I'm having an issue where when great expectations builds a query string to a table_asset
it doesn't use the schema name.
import great_expectations as gx
from sqlalchemy_extras.sqlalchemy_utils import get_credentials, get_connection_string
# this is a set of calls to our teams functions, don't worry too much about it
# the connection string will look like: 'redshift+psycopg2://USER:PASS@HOST:PORT/DB_NAME'
def get_gx_datasource(gx_context, db_name):
settings = get_credentials().get(db_name)
redshift_connection_string = str(get_connection_string(settings))
return gx_context.sources.add_sql(connection_string=redshift_connection_string, name=db_name)

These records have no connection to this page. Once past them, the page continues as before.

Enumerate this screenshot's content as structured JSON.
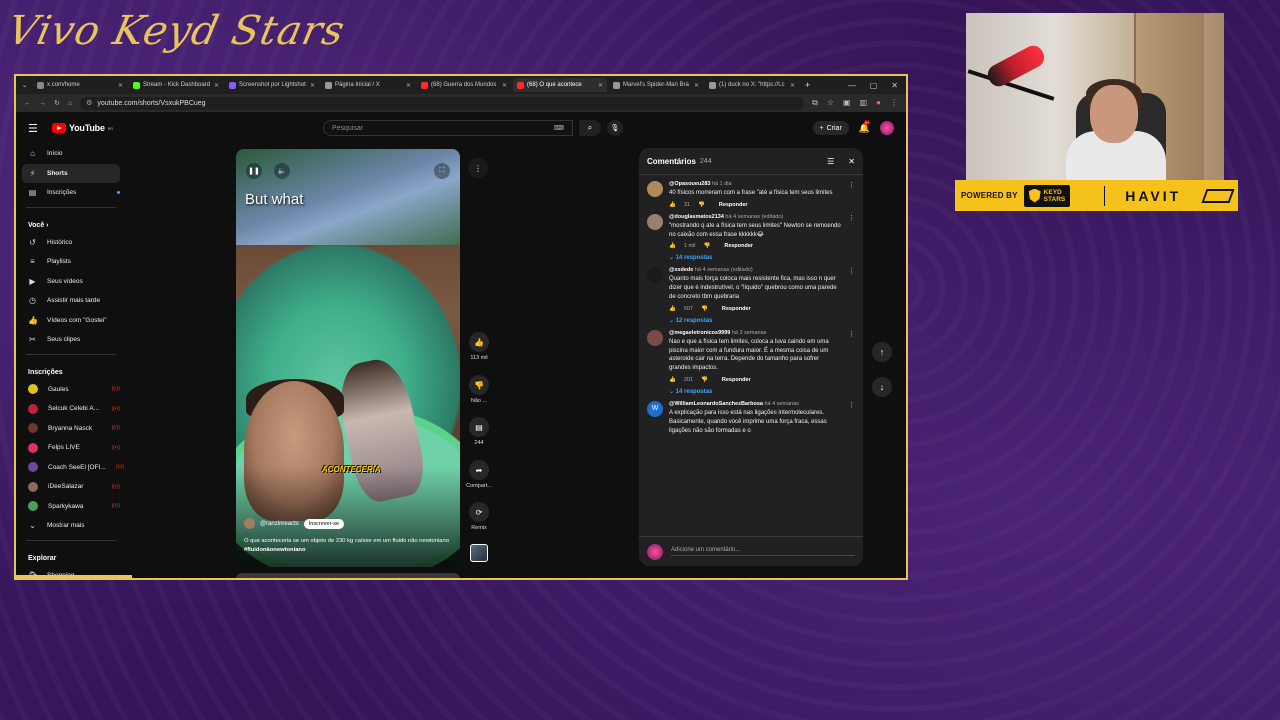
{
  "overlay": {
    "title": "Vivo Keyd Stars"
  },
  "browser": {
    "tabs": [
      {
        "label": "x.com/home",
        "color": "#888"
      },
      {
        "label": "Stream - Kick Dashboard",
        "color": "#53fc18"
      },
      {
        "label": "Screenshot por Lightshot",
        "color": "#8a5cf5"
      },
      {
        "label": "Página Inicial / X",
        "color": "#999"
      },
      {
        "label": "(68) Guerra dos Mundos",
        "color": "#ff2b2b"
      },
      {
        "label": "(68) O que acontece",
        "color": "#ff2b2b"
      },
      {
        "label": "Marvel's Spider-Man Bra",
        "color": "#999"
      },
      {
        "label": "(1) duck no X: \"https://t.c",
        "color": "#999"
      }
    ],
    "url": "youtube.com/shorts/VsxukPBCueg",
    "window_controls": [
      "—",
      "▢",
      "✕"
    ]
  },
  "youtube": {
    "logo_text": "YouTube",
    "logo_country": "BR",
    "search_placeholder": "Pesquisar",
    "create_label": "Criar",
    "bell_badge": "9+",
    "sidebar": {
      "main": [
        {
          "label": "Início",
          "icon": "⌂",
          "name": "home"
        },
        {
          "label": "Shorts",
          "icon": "⚡",
          "name": "shorts"
        },
        {
          "label": "Inscrições",
          "icon": "▤",
          "name": "subscriptions"
        }
      ],
      "you_header": "Você",
      "you": [
        {
          "label": "Histórico",
          "icon": "↺",
          "name": "history"
        },
        {
          "label": "Playlists",
          "icon": "≡",
          "name": "playlists"
        },
        {
          "label": "Seus vídeos",
          "icon": "▶",
          "name": "your-videos"
        },
        {
          "label": "Assistir mais tarde",
          "icon": "◷",
          "name": "watch-later"
        },
        {
          "label": "Vídeos com \"Gostei\"",
          "icon": "👍",
          "name": "liked-videos"
        },
        {
          "label": "Seus clipes",
          "icon": "✂",
          "name": "your-clips"
        }
      ],
      "subs_header": "Inscrições",
      "subs": [
        {
          "label": "Gaules",
          "color": "#e0c020"
        },
        {
          "label": "Selcuk Celebi A...",
          "color": "#c02040"
        },
        {
          "label": "Bryanna Nasck",
          "color": "#6a3b2a"
        },
        {
          "label": "Felps LIVE",
          "color": "#e0306a"
        },
        {
          "label": "Coach SeeEl [OFI...",
          "color": "#6a4aa0"
        },
        {
          "label": "iDeeSalazar",
          "color": "#8a6a5a"
        },
        {
          "label": "Sparkykawa",
          "color": "#4aa05a"
        }
      ],
      "show_more": "Mostrar mais",
      "explore_header": "Explorar",
      "explore": [
        {
          "label": "Shopping",
          "icon": "🛍"
        }
      ]
    },
    "short": {
      "caption_big": "But what",
      "sticker": "ACONTECERIA",
      "channel": "@ranzinreacts",
      "subscribe": "Inscrever-se",
      "description": "O que aconteceria se um objeto de 230 kg caísse em um fluido não newtoniano ",
      "hashtag": "#fluidonãonewtoniano"
    },
    "actions": {
      "likes": "113 mil",
      "dislike": "Não ...",
      "comments": "244",
      "share": "Compart...",
      "remix": "Remix"
    },
    "comments": {
      "title": "Comentários",
      "count": "244",
      "add_placeholder": "Adicione um comentário...",
      "reply_label": "Responder",
      "items": [
        {
          "author": "@Opasoueu283",
          "time": "há 1 dia",
          "text": "40 físicos morreram com a frase \"até a física tem seus limites",
          "likes": "31",
          "replies": "",
          "avatar": "#b08a5a"
        },
        {
          "author": "@douglasmatos2134",
          "time": "há 4 semanas (editado)",
          "text": "\"mostrando q ate a física tem seus limites\" Newton se remoendo no caixão com essa frase kkkkkk😂",
          "likes": "1 mil",
          "replies": "14 respostas",
          "avatar": "#9a8070"
        },
        {
          "author": "@xxdede",
          "time": "há 4 semanas (editado)",
          "text": "Quanto mais força coloca mais resistente fica, mas isso n quer dizer que é indestrutível, o \"líquido\" quebrou como uma parede de concreto tbm quebraria",
          "likes": "507",
          "replies": "12 respostas",
          "avatar": "#1a1a1a"
        },
        {
          "author": "@megaeletronicos9999",
          "time": "há 3 semanas",
          "text": "Nao e que a física tem limites, coloca a luva caindo em uma piscina maior com a fundura maior. É a mesma coisa de um asteroide cair na terra. Depende do tamanho para sofrer grandes impactos.",
          "likes": "201",
          "replies": "14 respostas",
          "avatar": "#7a4a4a"
        },
        {
          "author": "@WilliamLeonardoSanchezBarbosa",
          "time": "há 4 semanas",
          "text": "A explicação para isso está nas ligações intermoleculares. Basicamente, quando você imprime uma força fraca, essas ligações não são formadas e o",
          "likes": "",
          "replies": "",
          "avatar": "#1e6fd0",
          "initial": "W"
        }
      ]
    }
  },
  "sponsor": {
    "powered": "POWERED BY",
    "keyd_top": "KEYD",
    "keyd_bottom": "STARS",
    "brand": "HAVIT"
  }
}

gx_context = gx.get_context()
expectation_suite = gx_context.add_expectation_suite(expectation_suite_name='my_suite')
gx_datasource = get_gx_datasource(gx_context, db_name='db_name)
gx_datasource.add_table_asset(
name='bar',
table_name='bar',
schema_name='foo'
)
asset = gx_datasource.get_asset('bar')
asset.add_splitter_mod_integer(column_name='my_col', mod=10)
batch_request = asset.build_batch_request()
batches = gx_datasource.get_batch_list_from_batch_request(batch_request)
for batch in batches:
print(batch.batch_spec)
The error I get is something like:
sqlalchemy.exc.ProgrammingError: (psycopg2.errors.UndefinedTable) relation "bar" does not exist
[SQL: SELECT distinct(mod(CAST(my_col AS INTEGER), %(mod_1)s)) AS distinct_1
FROM bar]
[parameters: {'mod_1': 10}]
But while that query doesn't work when testing against my connection to redshift, the query does work if I change it to add the schema name like foo.bar
.
But nothing I do seems to work.
Not this:
gx_datasource.add_table_asset(
name='bar',
table_name='foo.bar',
schema_name='foo'
)
Or this:
gx_datasource.add_table_asset(
name='bar',
table_name='foo.bar'
)
And not directly editing the data in the table_asset
object itself.
Am I missing something here?
It may not be what you are looking for but a Redshift session has a “search path” setting that can be used to set which schemas to search when one isn’t provided in the query. See: docs.aws.amazon.com/redshift/latest/dg/r_search_path.html
You can alter a user to set their default search_path such as:
ALTER USER bill SET search_path TO ‘$user’, public, foo;
but you will need to be a superuser to perform this.